Rätseln um iranische Internet-Blockade

Regime baut laut Bericht iranisches Intranet als Internet-Ersatz auf. Zuständiges Ministerium dementiert heftig.

Die iranische Regierung plant angeblich den Aufbau eines eigenen "sauberen Internets", das im August in Betrieb gehen soll. Laut einem Bericht der International Business Times kündigte der iranische Informations- und Kommunikations-Minister, Reza Taghipour, vor einigen Tagen an, zukünftig den Zugang zu Google, Gmail, Google+, Hotmail und Yahoo verbieten zu wollen. Statt einem direkten Zugang zum Internet sollen iranische Internet-Provider dazu verpflichtet werden, ein nationales Intranet anzubieten. Ausländische Seiten sollen nur dann zugänglich sein, wenn sie auf einer "weißen Liste" der Regierung stehen.

Der Iran dementiert diese Aussagen laut der Nachrichtenagentur AFP heftig. Das Interview mit Minister Taghipour sei gefälscht. Der Bericht der International Business Times diene einzig dem "Propaganda-Flügel des Westens". AFP entnimmt diese Aussage der Webseite des iranischen Kommunikations-Ministeriums, die außerhalb des Landes nicht zugänglich ist.

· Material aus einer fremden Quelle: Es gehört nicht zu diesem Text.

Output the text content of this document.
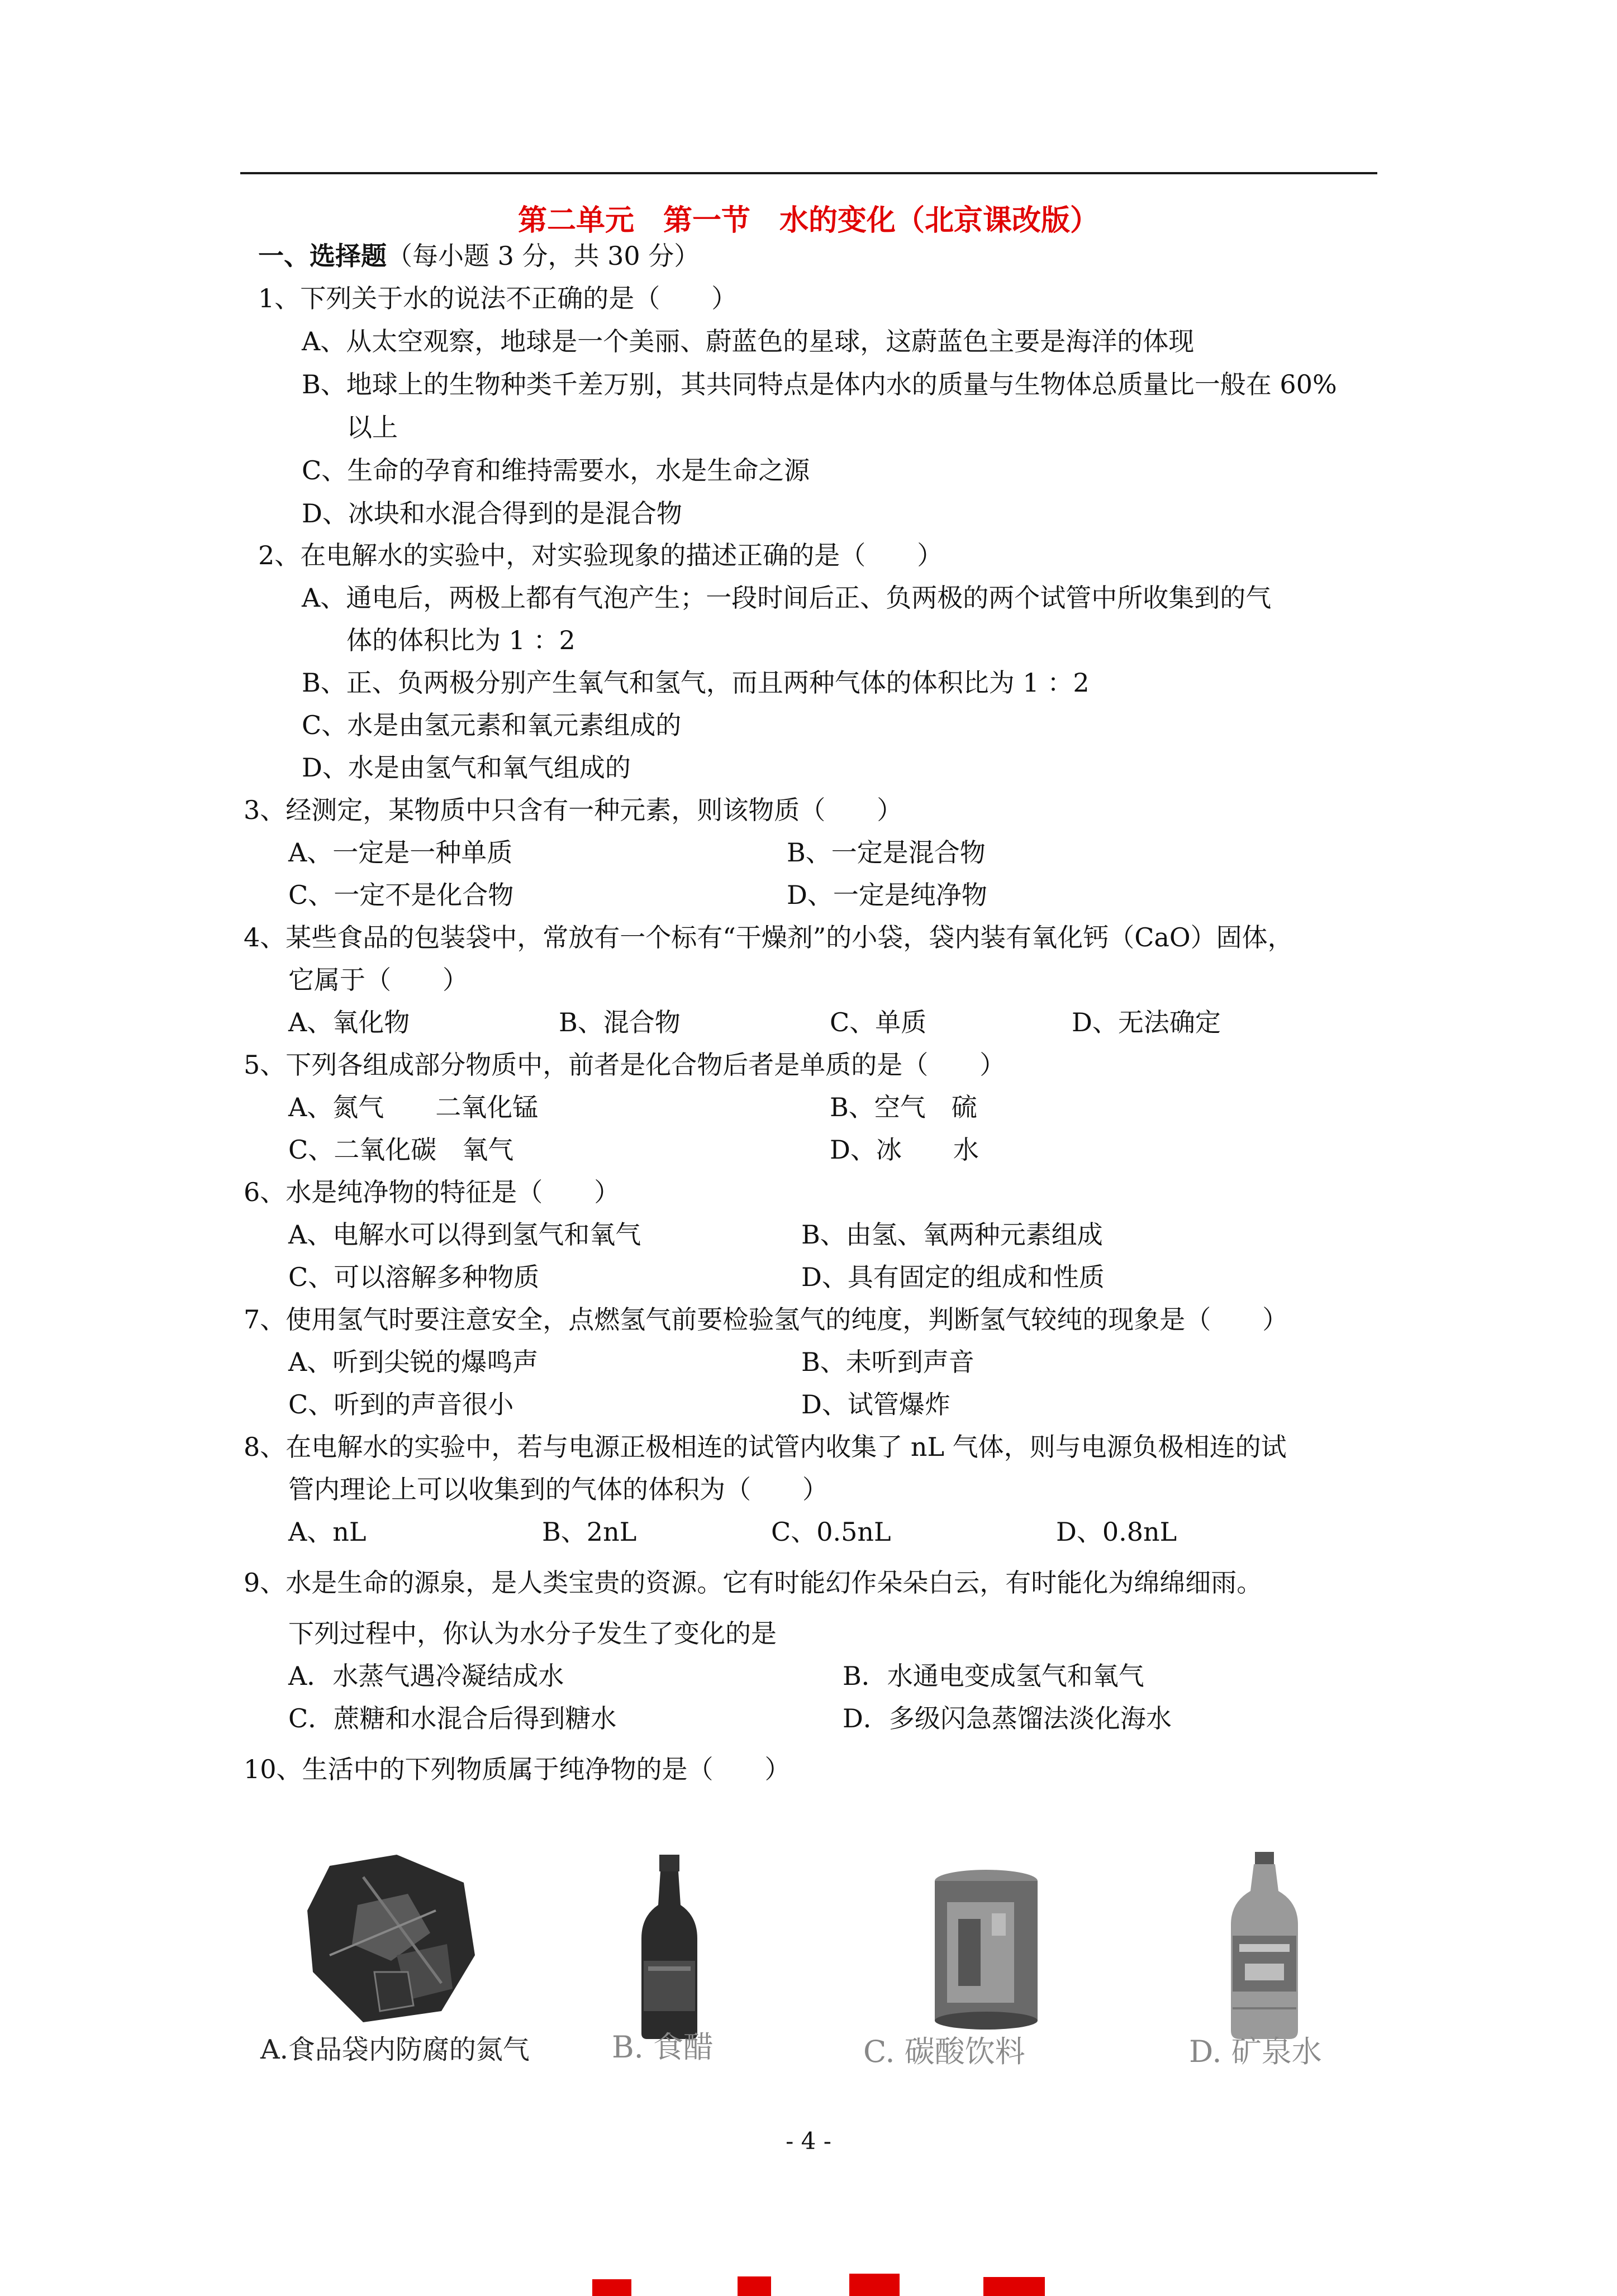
第二单元　第一节　水的变化（北京课改版）
一、选择题（每小题 3 分，共 30 分）
1、下列关于水的说法不正确的是（　　）
A、从太空观察，地球是一个美丽、蔚蓝色的星球，这蔚蓝色主要是海洋的体现
B、地球上的生物种类千差万别，其共同特点是体内水的质量与生物体总质量比一般在 60%
以上
C、生命的孕育和维持需要水，水是生命之源
D、冰块和水混合得到的是混合物
2、在电解水的实验中，对实验现象的描述正确的是（　　）
A、通电后，两极上都有气泡产生；一段时间后正、负两极的两个试管中所收集到的气
体的体积比为 1 ：2
B、正、负两极分别产生氧气和氢气，而且两种气体的体积比为 1 ：2
C、水是由氢元素和氧元素组成的
D、水是由氢气和氧气组成的
3、经测定，某物质中只含有一种元素，则该物质（　　）
A、一定是一种单质	B、一定是混合物
C、一定不是化合物	D、一定是纯净物
4、某些食品的包装袋中，常放有一个标有“干燥剂”的小袋，袋内装有氧化钙（CaO）固体，
它属于（　　）
A、氧化物	B、混合物	C、单质	D、无法确定
5、下列各组成部分物质中，前者是化合物后者是单质的是（　　）
A、氮气　　二氧化锰	B、空气　硫
C、二氧化碳　氧气	D、冰　　水
6、水是纯净物的特征是（　　）
A、电解水可以得到氢气和氧气	B、由氢、氧两种元素组成
C、可以溶解多种物质	D、具有固定的组成和性质
7、使用氢气时要注意安全，点燃氢气前要检验氢气的纯度，判断氢气较纯的现象是（　　）
A、听到尖锐的爆鸣声	B、未听到声音
C、听到的声音很小	D、试管爆炸
8、在电解水的实验中，若与电源正极相连的试管内收集了 nL 气体，则与电源负极相连的试
管内理论上可以收集到的气体的体积为（　　）
A、nL	B、2nL	C、0.5nL	D、0.8nL
9、水是生命的源泉，是人类宝贵的资源。它有时能幻作朵朵白云，有时能化为绵绵细雨。
下列过程中，你认为水分子发生了变化的是
A．水蒸气遇冷凝结成水	B．水通电变成氢气和氧气
C．蔗糖和水混合后得到糖水	D．多级闪急蒸馏法淡化海水
10、生活中的下列物质属于纯净物的是（　　）
A.食品袋内防腐的氮气	B. 食醋	C. 碳酸饮料	D. 矿泉水
- 4 -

Vorgehen gegen die "Plagen" des Internets

Laut dem ursprünglichen Bericht soll die erste Phase des Projekts im Mai beginnen. Statt internationalen E-Mail-Diensten und Suchmaschinen sollen die Iraner dann Dienste wie "Iran Mail" oder "Iran Search Engine" benutzen. Für das iranische Mail-Service wird es ein Anmeldeverfahren inklusive Personalausweisnummer, Adresse und vollem Namen geben. Bevor ein E-Mail-Konto freigeschalten wird, werden die Angaben behördlich geprüft.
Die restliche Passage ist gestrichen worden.